Justice Minister and Opposition Leader spar over IIP scheme

Justice Minister Owen Bonnici said that despite the Opposition's criticisms of the Individual Investors Programme, it had never collectively come out against the scheme 

Justice Minister Owen Bonnici and Opposition Leader Adrian Delia
Justice Minister Owen Bonnici and Opposition Leader Adrian Delia

Justice Minister Owen Bonnici and Opposition Leader Adrian Delia clashed in Parliament on Tuesday over the Individual Investors Programme.

"Your predecessor Simon Busuttil criticised the government of corruption but not once did he come out against the IIP scheme. If it bothers you so much, I would suggest you all come out against it," Bonnici told Opposition Leader Adrian Delia.

Delia asked Bonnici in Parliament on Tuesday whether the government was weighing the damage to Malta's reputation against the IIP scheme, criticising the scheme as a mere outright sale rather than an investment.

"You're wrong when you say that this is an outright sale. Sale is when a price, the object and the people involved are predetermined. This isn't that because it isn't a matter of paying money and that's that. The European Commission said in its analysis of the scheme that Malta has a strong system of due dilligence in place," Bonnici said.

He challenged Delia to stop "confusing" the electorate and for the Opposition to either come out in favour or against the IIP scheme and to confirm whether the Nationalist Party had done a u-turn on this issue since the time of Simon Busuttil's leadership.

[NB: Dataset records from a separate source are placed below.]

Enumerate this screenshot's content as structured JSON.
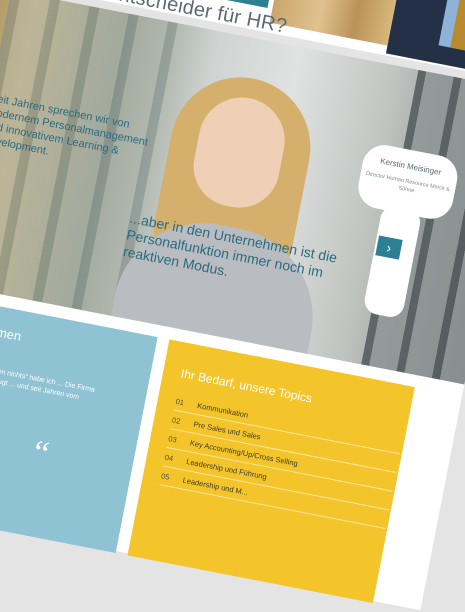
{
  "page": {
    "title": "Sie sind Entscheider für HR?"
  },
  "hero": {
    "intro_text": "Seit Jahren sprechen wir von modernem Personalmanagement und innovativem Learning & Development.",
    "quote_text": "...aber in den Unternehmen ist die Personalfunktion immer noch im reaktiven Modus.",
    "person_name": "Kerstin Meisinger",
    "person_role": "Director Human Resource Merck & Söhne",
    "next_icon": "chevron-right-icon",
    "next_symbol": "›"
  },
  "testimonials": {
    "title": "Kundenstimmen",
    "text": "Aussage „Trainings bringen nichts“ habe ich ... Die Firma Brenner & Partner überzeugt ... und seit Jahren vom Gegenteil!",
    "quote_mark": "“"
  },
  "topics": {
    "title": "Ihr Bedarf, unsere Topics",
    "items": [
      {
        "num": "01",
        "label": "Kommunikation"
      },
      {
        "num": "02",
        "label": "Pre Sales und Sales"
      },
      {
        "num": "03",
        "label": "Key Accounting/Up/Cross Selling"
      },
      {
        "num": "04",
        "label": "Leadership und Führung"
      },
      {
        "num": "05",
        "label": "Leadership und M..."
      }
    ]
  },
  "colors": {
    "teal": "#2d7f93",
    "light_blue": "#8fc2d3",
    "yellow": "#f3c52b",
    "text_blue": "#2b6b80"
  }
}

The IIP scheme came under fire once more after one of its principal agents, Chetcuti Cauchi Advisors, had its license suspended after a French sting operation revealed how the company's director, Jean-Philippe Chetcuti, boasted of his government connections and said he could guarantee a passport sale despite a potential client's criminal record.

Bonnici continued to lambast the Opposition leader by referring to his Twitter slip-up on Monday evening when Delia wrote that an "independent magisterial inquiry" into Daphne Caruana Galizia's assassination was needed in the wake of news reports on possible suspects behind her murder.

READ MORE: Adrian Delia’s Twitter slip earns him Labour’s ridicule

"Either the Opposition Leader doesn't know that an independent magisterial inquiry has been going on since the assassination took place or he is saying that he does not believe that magistrate Neville Camilleri is independent," Bonnici said.

In his turn to respond, Delia said that Bonnici hadn't replied to his question in the nine minutes that Bonnici held the conversational floor. 

"You didn't answer my question and didn't say whether the government thought about whether the dirty passport scheme has been weighed against Malta's reputational damage," Delia said.

Bonnici reiterated that if the IIP scheme fundamentally bothered the Opposition, it should declare its resistance to the scheme, something, he said, that it had never done. 

"You know what damages our reputation? Not the programmes, not the investments, but whoever is abroad slinging mud on our country and showering it with destructive criticism," he concluded.